Всю ночь, проведенную ими в укрытии, Катсук не спал, погрузившись в раздумья. Хокват, лежащий рядом, и ровно дышащий во сне, оставался волнующей загадкой. Хотя мальчик и спал, живущий в нем дух бодрствовал. Это было похоже на давние времена, когда хокваты впервые прибыли на земли его племени, и кое-кто говорил, что они, должно быть, потомки Морской Чайки, хозяйки дня и дневного света. Дед Хобухет часто рассказывал об этом. Хокваты бегали и кричали, как чайки, так что удивление индейцев можно было понять. Этот мальчишка тоже совсем еще недавно бегал и кричал. Но сейчас он уже мог хранить молчание довольно долгое время. В какие-то моменты можно было даже почувствовать, как крепнет в нем дух.

Этот дух рос и креп даже сейчас.

Катсук чувствовал, что дух разговаривает с мальчиком.

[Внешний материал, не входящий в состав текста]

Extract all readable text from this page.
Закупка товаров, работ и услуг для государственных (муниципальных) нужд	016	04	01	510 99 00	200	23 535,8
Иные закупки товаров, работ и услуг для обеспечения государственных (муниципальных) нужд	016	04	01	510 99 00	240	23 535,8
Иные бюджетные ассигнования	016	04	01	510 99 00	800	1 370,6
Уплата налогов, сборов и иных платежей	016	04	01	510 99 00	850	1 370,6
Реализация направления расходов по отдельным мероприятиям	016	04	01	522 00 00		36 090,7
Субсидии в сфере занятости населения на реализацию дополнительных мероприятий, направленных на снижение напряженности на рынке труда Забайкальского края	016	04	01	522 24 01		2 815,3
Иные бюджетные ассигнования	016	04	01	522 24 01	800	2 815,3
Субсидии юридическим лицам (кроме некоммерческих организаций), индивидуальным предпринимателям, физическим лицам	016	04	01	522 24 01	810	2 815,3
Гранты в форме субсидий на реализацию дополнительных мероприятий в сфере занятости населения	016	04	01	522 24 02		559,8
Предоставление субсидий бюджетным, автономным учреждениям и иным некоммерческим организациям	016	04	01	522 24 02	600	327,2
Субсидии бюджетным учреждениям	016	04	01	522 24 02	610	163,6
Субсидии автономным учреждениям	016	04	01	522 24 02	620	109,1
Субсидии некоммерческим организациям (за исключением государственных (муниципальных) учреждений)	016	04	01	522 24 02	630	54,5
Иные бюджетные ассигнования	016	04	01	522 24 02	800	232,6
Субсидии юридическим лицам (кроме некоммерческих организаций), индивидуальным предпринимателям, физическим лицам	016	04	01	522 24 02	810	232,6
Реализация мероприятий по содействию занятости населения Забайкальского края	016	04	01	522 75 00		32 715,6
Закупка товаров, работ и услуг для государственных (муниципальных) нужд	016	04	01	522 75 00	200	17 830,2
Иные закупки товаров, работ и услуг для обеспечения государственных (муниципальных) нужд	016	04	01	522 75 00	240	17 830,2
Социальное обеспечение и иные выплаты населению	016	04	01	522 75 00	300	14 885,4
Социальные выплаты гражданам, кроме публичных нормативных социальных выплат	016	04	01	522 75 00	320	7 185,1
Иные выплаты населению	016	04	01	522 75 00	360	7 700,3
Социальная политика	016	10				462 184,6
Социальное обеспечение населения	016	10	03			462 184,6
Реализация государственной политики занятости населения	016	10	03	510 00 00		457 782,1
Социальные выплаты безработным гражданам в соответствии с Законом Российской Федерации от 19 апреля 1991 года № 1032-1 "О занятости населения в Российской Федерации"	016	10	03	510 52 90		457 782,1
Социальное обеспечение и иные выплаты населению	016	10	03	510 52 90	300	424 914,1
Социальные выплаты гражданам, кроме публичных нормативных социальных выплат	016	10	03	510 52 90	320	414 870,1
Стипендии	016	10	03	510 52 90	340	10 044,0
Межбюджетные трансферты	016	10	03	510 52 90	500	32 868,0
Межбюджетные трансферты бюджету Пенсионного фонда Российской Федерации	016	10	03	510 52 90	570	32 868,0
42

Этот дух был здесь, в темноте, показывая того мужчину, которым никогда не станет мальчишка. Эта мысль взволновала индейца, ему даже стало страшно.

И вдруг находящийся в Хоквате дух заговорил с Катсуком:

– Вот видишь, Катсук, в этом теле есть хорошие глаза и хороший разум. Он видит кое-что такое, чего ты не замечаешь.

Катсук понимал, что следовало бы избить, наказать каким-то образом свои чувства за то, что они подчинились духу Хоквата. Но откровенность привела к тому, что он включился в этот безмолвный торг.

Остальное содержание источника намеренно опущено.